Python代码库之PDF转换为图片
安装
1、下载后,在系统中环境变量中配置一下poppler的bin目录
http://macappstore.org/poppler/
2、运行
pip install pdf2image
在国内可以用下面的方式加速
pip3 install -i https://pypi.douban.com/simple pdf2image
样例代码
from pdf2image import convert_from_path, convert_from_bytes
pdf_pdf='D:\\pythondev\\dev\\abc.pdf'
outpath='D:\\pythondev\\dev\\output'
#指定一下文件格式,避免 MemoryError
images = convert_from_path('D:\\pythondev\\dev\\abc.pdf', fmt='jpeg')
#还可以设置一下输出目录
images_from_path = convert_from_path(pdf_pdf, output_folder=outpath, fmt='png')
- paths_only
参数将返回图像路径而不是Image对象,以防止在转换大文件时发生内存泄露
size parameter allows you to define the shape of the resulting images (-scale-to in pdftoppm CLI)
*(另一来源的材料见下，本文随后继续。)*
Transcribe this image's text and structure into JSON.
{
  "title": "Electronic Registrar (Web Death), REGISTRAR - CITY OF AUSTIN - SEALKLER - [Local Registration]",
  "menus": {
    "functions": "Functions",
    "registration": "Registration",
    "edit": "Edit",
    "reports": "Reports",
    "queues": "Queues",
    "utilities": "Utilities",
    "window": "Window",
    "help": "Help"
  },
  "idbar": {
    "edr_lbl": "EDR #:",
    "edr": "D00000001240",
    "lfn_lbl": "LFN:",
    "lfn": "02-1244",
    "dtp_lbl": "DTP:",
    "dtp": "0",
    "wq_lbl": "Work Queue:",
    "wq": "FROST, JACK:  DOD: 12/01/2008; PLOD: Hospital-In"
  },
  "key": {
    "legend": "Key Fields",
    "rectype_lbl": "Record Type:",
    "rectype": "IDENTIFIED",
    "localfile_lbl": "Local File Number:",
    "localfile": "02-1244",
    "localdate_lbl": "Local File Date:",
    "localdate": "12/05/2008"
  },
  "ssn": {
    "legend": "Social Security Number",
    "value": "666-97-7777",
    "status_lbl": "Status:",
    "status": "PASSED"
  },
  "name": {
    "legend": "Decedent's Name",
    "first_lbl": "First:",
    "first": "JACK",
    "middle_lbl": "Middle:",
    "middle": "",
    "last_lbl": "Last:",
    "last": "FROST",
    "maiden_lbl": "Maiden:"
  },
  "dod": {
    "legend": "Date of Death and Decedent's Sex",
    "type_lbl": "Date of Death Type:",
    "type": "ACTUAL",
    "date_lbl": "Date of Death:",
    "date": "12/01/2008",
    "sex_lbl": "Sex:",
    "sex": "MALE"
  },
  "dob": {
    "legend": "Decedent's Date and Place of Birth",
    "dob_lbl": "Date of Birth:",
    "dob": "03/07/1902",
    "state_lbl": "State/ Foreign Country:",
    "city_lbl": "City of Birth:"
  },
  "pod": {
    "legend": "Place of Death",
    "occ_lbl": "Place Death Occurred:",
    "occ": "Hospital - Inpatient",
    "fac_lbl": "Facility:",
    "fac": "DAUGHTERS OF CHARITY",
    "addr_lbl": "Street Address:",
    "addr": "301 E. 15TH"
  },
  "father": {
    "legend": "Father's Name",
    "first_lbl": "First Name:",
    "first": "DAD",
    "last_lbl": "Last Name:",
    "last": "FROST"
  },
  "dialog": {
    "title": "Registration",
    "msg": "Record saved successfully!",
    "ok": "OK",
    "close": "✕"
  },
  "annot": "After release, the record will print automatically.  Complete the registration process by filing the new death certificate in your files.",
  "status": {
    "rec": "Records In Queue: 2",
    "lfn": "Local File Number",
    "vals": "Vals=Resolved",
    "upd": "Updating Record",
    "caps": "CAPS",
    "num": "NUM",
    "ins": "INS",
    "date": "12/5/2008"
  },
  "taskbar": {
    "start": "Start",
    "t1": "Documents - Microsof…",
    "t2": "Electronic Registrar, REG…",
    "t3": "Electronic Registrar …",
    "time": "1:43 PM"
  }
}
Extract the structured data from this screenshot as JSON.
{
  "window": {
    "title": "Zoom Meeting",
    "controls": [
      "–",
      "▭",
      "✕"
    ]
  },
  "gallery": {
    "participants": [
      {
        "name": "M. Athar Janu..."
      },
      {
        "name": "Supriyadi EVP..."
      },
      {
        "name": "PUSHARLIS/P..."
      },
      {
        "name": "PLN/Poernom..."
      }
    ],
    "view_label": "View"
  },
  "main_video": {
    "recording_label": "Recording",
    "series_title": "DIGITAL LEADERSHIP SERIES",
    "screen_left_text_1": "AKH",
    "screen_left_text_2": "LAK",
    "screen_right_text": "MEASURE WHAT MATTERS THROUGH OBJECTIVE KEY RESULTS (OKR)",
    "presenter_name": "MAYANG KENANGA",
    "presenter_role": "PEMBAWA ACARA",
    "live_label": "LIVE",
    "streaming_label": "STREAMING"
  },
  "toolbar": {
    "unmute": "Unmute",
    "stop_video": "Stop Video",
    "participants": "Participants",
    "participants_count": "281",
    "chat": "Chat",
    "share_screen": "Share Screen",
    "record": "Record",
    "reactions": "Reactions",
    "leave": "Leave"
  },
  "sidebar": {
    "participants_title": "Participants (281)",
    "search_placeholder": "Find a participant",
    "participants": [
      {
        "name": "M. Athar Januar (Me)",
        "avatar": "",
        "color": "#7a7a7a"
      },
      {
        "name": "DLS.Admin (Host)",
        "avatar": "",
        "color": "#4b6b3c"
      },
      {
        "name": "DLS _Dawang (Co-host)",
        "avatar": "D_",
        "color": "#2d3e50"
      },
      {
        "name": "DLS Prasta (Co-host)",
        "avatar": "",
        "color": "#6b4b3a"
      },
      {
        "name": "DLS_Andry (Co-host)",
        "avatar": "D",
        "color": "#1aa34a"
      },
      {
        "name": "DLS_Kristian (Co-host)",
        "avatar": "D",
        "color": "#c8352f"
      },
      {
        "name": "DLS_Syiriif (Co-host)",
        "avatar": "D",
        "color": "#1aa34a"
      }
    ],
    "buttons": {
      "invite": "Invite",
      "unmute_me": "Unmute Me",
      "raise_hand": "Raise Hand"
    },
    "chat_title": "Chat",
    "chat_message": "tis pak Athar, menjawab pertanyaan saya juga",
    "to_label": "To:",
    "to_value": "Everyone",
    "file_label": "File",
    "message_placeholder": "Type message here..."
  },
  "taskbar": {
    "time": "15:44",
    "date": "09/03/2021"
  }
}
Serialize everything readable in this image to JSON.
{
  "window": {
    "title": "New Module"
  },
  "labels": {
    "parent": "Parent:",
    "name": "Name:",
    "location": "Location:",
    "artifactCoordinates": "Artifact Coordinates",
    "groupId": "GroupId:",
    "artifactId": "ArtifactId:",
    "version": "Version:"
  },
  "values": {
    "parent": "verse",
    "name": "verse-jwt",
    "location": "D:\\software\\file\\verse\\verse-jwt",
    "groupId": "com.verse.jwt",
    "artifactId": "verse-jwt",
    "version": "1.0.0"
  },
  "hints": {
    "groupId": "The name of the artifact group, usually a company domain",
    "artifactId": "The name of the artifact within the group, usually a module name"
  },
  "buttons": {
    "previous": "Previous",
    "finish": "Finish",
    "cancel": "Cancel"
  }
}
size=400 will fit the image to a 400x400 box, preserving aspect ratio
size=(400, None) will make the image 400 pixels wide, preserving aspect ratio
size=(500, 500) will resize the image to 500x500 pixels, not preserving aspect ratio
grayscale parameter allows you to convert images to grayscale (-gray in pdftoppm CLI)
single_file parameter allows you to convert the first PDF page only, without adding digits at the end of the output_file
Allow the user to specify poppler's installation path with poppler_path
Fixed a bug where PNGs buffer with a non-terminating I-E-N-D sequence would throw an exception
Fixed a bug that left open file descriptors when using convert_from_bytes() (Thank you @FabianUken)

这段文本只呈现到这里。